Member of the Legislative Council of Western Australia
- In office 22 May 1962 – 21 May 1965 Serving with Arthur Griffith Ruby Hutchison
- Preceded by: George Jeffery
- Succeeded by: None (abolished)
- Constituency: Suburban
- In office 22 May 1965 – 21 May 1968 Serving with Arthur Griffith
- Preceded by: None (new creation)
- Succeeded by: Roy Claughton
- Constituency: North Metropolitan

Personal details
- Born: 19 April 1909 Maylands, Western Australia, Australia
- Died: 11 July 1990 (aged 81) Canberra, Australia
- Party: Liberal
- Other political affiliations: Independent (1956)

= Herbert R. Robinson =

Australian politician

Herbert Richard Robinson (19 April 1909 – 11 July 1990) was an Australian politician who served in the Legislative Council of Western Australia from 1962 to 1968, representing the Liberal Party.

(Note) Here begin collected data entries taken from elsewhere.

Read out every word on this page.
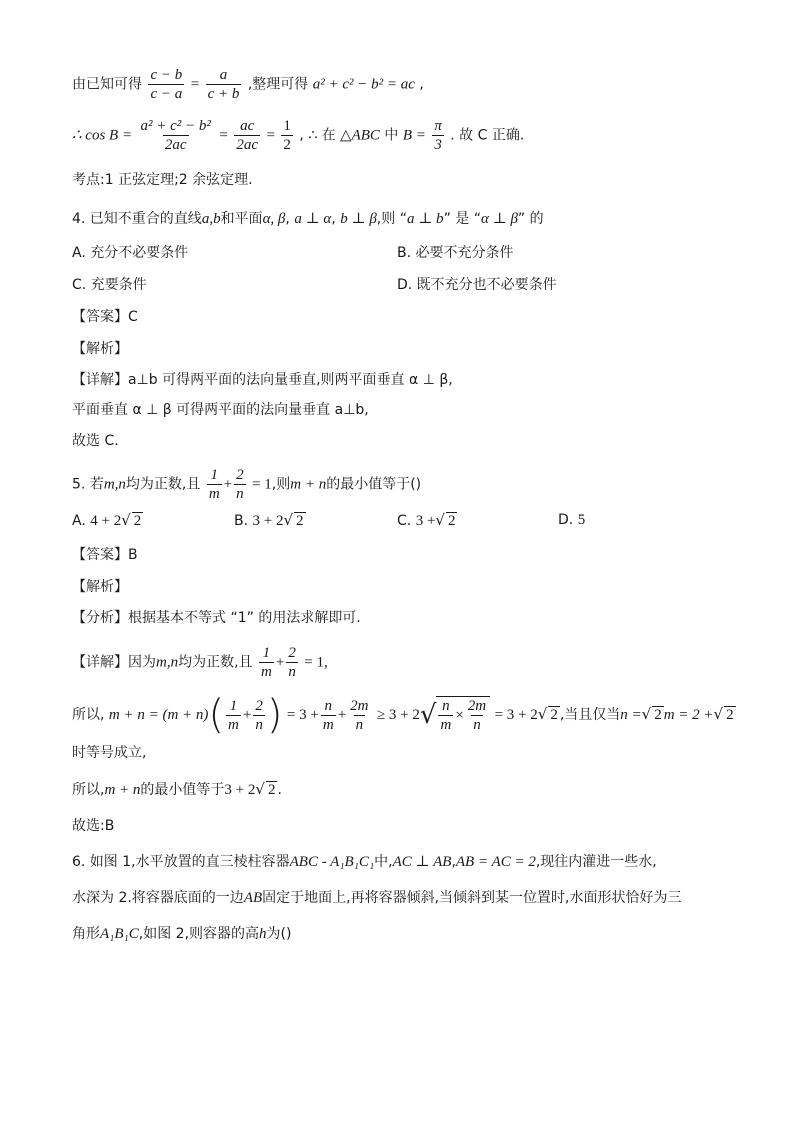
由已知可得 $\frac{c - b}{c - a} = \frac{a}{c + b}$ ,整理可得 a² + c² − b² = ac ,
∴ $\cos B = \frac{\text{a² + c² − b²}}{2ac} = \frac{ac}{2ac} = \frac{1}{2}$ , ∴ 在 △ABC 中 $B = \frac{\pi}{3}$ . 故 C 正确.
考点:1 正弦定理;2 余弦定理.
4. 已知不重合的直线a,b和平面α, β, a ⊥ α, b ⊥ β,则 “a ⊥ b” 是 “α ⊥ β” 的
A. 充分不必要条件	B. 必要不充分条件
C. 充要条件	D. 既不充分也不必要条件
【答案】C
【解析】
【详解】a⊥b 可得两平面的法向量垂直,则两平面垂直 α ⊥ β,
平面垂直 α ⊥ β 可得两平面的法向量垂直 a⊥b,
故选 C.
5. 若m,n均为正数,且 $\frac{1}{m} + \frac{2}{n} = 1$,则m + n的最小值等于()
A. 4 + 2√ 2	B. 3 + 2√ 2	C. 3 +√ 2	D. 5
【答案】B
【解析】
【分析】根据基本不等式 “1” 的用法求解即可.
【详解】因为m,n均为正数,且 $\frac{1}{m} + \frac{2}{n} = 1$,
所以, $m + n = (m + n)( \frac{1}{m} + \frac{2}{n}$ ) = $3 + \frac{n}{m} + \frac{2m}{n} \ge 3 + 2√ \frac{n}{m} \times \frac{2m}{n} = 3 + 2√$ 2 ,当且仅当n =√ 2 m = 2 +√ 2
时等号成立,
所以,m + n的最小值等于3 + 2√ 2 .
故选:B
6. 如图 1,水平放置的直三棱柱容器ABC - A₁B₁C₁中,AC ⊥ AB,AB = AC = 2,现往内灌进一些水,
水深为 2.将容器底面的一边AB固定于地面上,再将容器倾斜,当倾斜到某一位置时,水面形状恰好为三
角形A₁B₁C,如图 2,则容器的高h为()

Robinson was born in Perth to Mary Ellen (née Englett) and Richard Herbert Robinson. His father was killed in action in France when he was eight years old, in April 1918. Robinson attended St Patrick's Boys' School, and after leaving school worked for a period as a clerk for the Western Australian Government Railways. In 1933, he and his sister opened the Roxy Gardens, a 900-seater outdoor theatre in Maylands. The following year, the Robinsons took over the nearby Lyric Theatre, which had been built in 1928 by Thomas Coombe. They remained owners of both theatres until their eventual closure in the early 1960s, with Robinson serving as president of the Motion Picture Exhibitors' Association of Western Australia from 1951 to 1956.

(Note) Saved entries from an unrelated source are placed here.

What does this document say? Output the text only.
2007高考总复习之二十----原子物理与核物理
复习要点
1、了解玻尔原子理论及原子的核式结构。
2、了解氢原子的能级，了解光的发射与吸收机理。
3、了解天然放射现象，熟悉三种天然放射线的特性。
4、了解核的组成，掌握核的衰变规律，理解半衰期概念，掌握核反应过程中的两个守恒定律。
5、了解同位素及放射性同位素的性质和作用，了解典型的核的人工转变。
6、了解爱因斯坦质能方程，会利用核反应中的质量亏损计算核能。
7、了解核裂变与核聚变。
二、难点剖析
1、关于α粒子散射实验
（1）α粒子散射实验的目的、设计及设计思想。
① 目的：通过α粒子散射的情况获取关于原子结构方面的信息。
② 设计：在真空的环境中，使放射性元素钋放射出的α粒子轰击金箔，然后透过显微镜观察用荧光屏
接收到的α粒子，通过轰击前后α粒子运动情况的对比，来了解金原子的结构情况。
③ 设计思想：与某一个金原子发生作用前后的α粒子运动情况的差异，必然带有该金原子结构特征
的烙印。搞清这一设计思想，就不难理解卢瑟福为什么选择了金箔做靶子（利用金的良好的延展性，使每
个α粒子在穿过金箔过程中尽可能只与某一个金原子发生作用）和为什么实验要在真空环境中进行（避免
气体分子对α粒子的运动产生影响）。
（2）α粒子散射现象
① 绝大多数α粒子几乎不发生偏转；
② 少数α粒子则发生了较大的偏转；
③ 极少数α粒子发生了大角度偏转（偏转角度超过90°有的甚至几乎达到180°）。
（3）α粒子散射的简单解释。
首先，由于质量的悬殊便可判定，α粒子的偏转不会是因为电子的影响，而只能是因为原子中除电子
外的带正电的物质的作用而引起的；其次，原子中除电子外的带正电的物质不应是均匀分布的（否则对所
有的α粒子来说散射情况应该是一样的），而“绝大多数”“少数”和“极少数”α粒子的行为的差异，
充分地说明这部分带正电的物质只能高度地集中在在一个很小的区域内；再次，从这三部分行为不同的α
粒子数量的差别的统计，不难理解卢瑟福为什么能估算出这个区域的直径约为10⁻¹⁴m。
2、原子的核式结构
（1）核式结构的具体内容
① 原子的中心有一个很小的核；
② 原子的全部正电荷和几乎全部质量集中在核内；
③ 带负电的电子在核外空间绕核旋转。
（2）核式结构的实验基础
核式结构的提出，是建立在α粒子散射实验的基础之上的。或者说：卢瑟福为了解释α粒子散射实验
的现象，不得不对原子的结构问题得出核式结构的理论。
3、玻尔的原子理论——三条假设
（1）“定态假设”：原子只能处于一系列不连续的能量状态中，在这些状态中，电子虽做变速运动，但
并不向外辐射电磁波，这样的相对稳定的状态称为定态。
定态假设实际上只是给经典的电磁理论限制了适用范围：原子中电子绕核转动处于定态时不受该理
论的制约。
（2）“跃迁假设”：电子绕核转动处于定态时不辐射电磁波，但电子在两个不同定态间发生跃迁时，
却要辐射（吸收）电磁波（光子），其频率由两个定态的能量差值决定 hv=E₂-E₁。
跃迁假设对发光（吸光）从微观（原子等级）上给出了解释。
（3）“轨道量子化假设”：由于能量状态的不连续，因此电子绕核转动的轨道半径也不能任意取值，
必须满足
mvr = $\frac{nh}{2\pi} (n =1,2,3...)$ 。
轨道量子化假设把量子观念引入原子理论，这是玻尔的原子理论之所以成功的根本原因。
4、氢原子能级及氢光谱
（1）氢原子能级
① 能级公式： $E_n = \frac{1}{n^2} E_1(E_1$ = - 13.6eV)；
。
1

Robinson enlisted in the Australian Army during World War II, and by the end of the war was a class-one warrant officer. He was elected to the Perth Road Board (now the City of Stirling) in 1951, and from 1959 to 1961 served as its chairman. When the Perth Road Board became the Shire of Perth in 1961, he was elected shire president, serving in the position until he left the council in 1963. In 1956, Robinson unsuccessfully stood as an independent candidate for the Legislative Assembly, gaining 20.4 percent of the vote in the seat of Maylands. He joined the Liberal Party the following year, and was elected to the Legislative Council in 1962, representing the three-member Suburban Province. In 1965, the existing Legislative Council provinces were abolished, and replaced by new two-member provinces. Robinson was appointed to the new North Metropolitan Province, serving a three-year term. He contested the seat in 1968, but lost to Labor's Roy Claughton. In retirement, Robinson moved to Canberra, dying there in July 1990, aged 81.